Monday, February 28, 2011

Who Really Benefits When Oil Prices Go Up

Dr. E. Eugene Webb

Here we are once again, political upheaval in the mid east and immediately gas prices in the US take off. The question remains why? The answer is unmitigated greed. There is no shortage of oil. It is very unlikely there will be a shortage of oil. Believe me, if it looks like oil supplies are seriously threatened you will see all of the UN mumbo jumbo thrown out the window and the major oil consuming countries will move in politically and yes militarily to keep the black juice flowing. Why then is uncertainty the reason for rapid and unjustified increases in consumer prices. Answer same as above GREED. Everyone in the supply chain sees a chance to make a lot of money really fast based on fear not the reality of the cost of oil.

As long as oil trades on the open market as a commodity, speculators will use these events to artificially inflate oil prices for their own profit. Oil does not cost one penny more to produce today that it did three weeks ago. The pipe line is full and there is plenty of refined product. You might think all of this increase flows back to the oil sheik in his tent, but not so. Most of it ends up as profit for the Big Oil and the speculators who drive the futures market. Watch Big Oil’s profit reports in the next few quarters and futures divisions of the major brokerage houses. They will continue to sky rocket. Big oil loves all of this chaos. They are the ones who profit the most.

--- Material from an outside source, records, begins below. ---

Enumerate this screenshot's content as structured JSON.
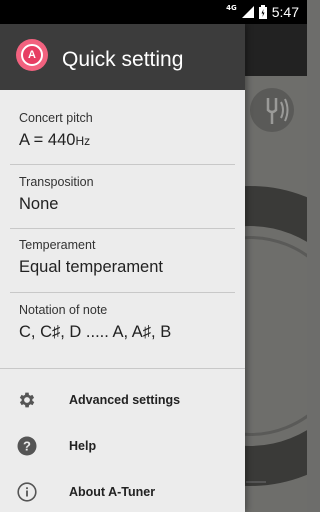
{
  "status_bar": {
    "network": "4G",
    "time": "5:47"
  },
  "drawer": {
    "title": "Quick setting",
    "icon_letter": "A",
    "settings": [
      {
        "label": "Concert pitch",
        "value": "A = 440",
        "unit": "Hz"
      },
      {
        "label": "Transposition",
        "value": "None"
      },
      {
        "label": "Temperament",
        "value": "Equal temperament"
      },
      {
        "label": "Notation of note",
        "value": "C, C♯, D ..... A, A♯, B"
      }
    ],
    "menu": [
      {
        "label": "Advanced settings",
        "icon": "gear-icon"
      },
      {
        "label": "Help",
        "icon": "help-icon"
      },
      {
        "label": "About A-Tuner",
        "icon": "info-icon"
      }
    ]
  },
  "colors": {
    "accent": "#e73d63",
    "header": "#3c3c3c",
    "drawer_bg": "#ececec"
  }
}
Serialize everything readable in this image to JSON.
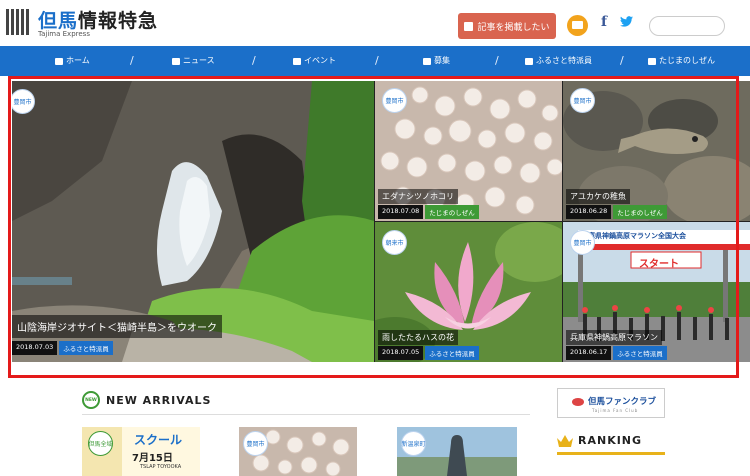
{
  "header": {
    "logo_title_accent": "但馬",
    "logo_title_rest": "情報特急",
    "logo_sub": "Tajima Express",
    "post_button": "記事を掲載したい",
    "facebook_glyph": "f",
    "search_placeholder": ""
  },
  "nav": [
    {
      "label": "ホーム",
      "icon": "home-icon"
    },
    {
      "label": "ニュース",
      "icon": "newspaper-icon"
    },
    {
      "label": "イベント",
      "icon": "calendar-icon"
    },
    {
      "label": "募集",
      "icon": "users-icon"
    },
    {
      "label": "ふるさと特派員",
      "icon": "id-card-icon"
    },
    {
      "label": "たじまのしぜん",
      "icon": "leaf-icon"
    }
  ],
  "hero": {
    "main": {
      "city": "豊岡市",
      "title": "山陰海岸ジオサイト＜猫崎半島＞をウオーク",
      "date": "2018.07.03",
      "tag": "ふるさと特派員"
    },
    "tiles": [
      {
        "city": "豊岡市",
        "title": "エダナシツノホコリ",
        "date": "2018.07.08",
        "tag": "たじまのしぜん"
      },
      {
        "city": "豊岡市",
        "title": "アユカケの稚魚",
        "date": "2018.06.28",
        "tag": "たじまのしぜん"
      },
      {
        "city": "朝来市",
        "title": "雨したたるハスの花",
        "date": "2018.07.05",
        "tag": "ふるさと特派員"
      },
      {
        "city": "豊岡市",
        "title": "兵庫県神鍋高原マラソン",
        "date": "2018.06.17",
        "tag": "ふるさと特派員"
      }
    ],
    "banner_start": "スタート",
    "banner_sign": "兵庫県神鍋高原マラソン全国大会"
  },
  "arrivals": {
    "badge": "NEW",
    "title": "NEW ARRIVALS",
    "thumbs": [
      {
        "city": "但馬全域",
        "text": "スクール",
        "date": "7月15日",
        "sub": "TSLAP TOYOOKA"
      },
      {
        "city": "豊岡市"
      },
      {
        "city": "新温泉町"
      }
    ]
  },
  "sidebar": {
    "fan_club": "但馬ファンクラブ",
    "fan_club_sub": "Tajima Fan Club",
    "ranking": "RANKING"
  },
  "colors": {
    "brand": "#1b6fc9",
    "accent_red": "#e41a1a",
    "post_button": "#d9644f",
    "mail": "#f2a31c"
  }
}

Given the strategic importance of oil to all economies, it is time put the futures traders who suck billions out of the economy, while adding no real value, out of the oil business. Oil producing and oil consuming nations need to take oil out of the futures trading market, establish a global crude oil management system and fix crude oil prices to a unique currency made up of a combination of the Euro, Dollar and Yen. Nothing would do more to stabilize the global economy and give emerging nations economic and political stability.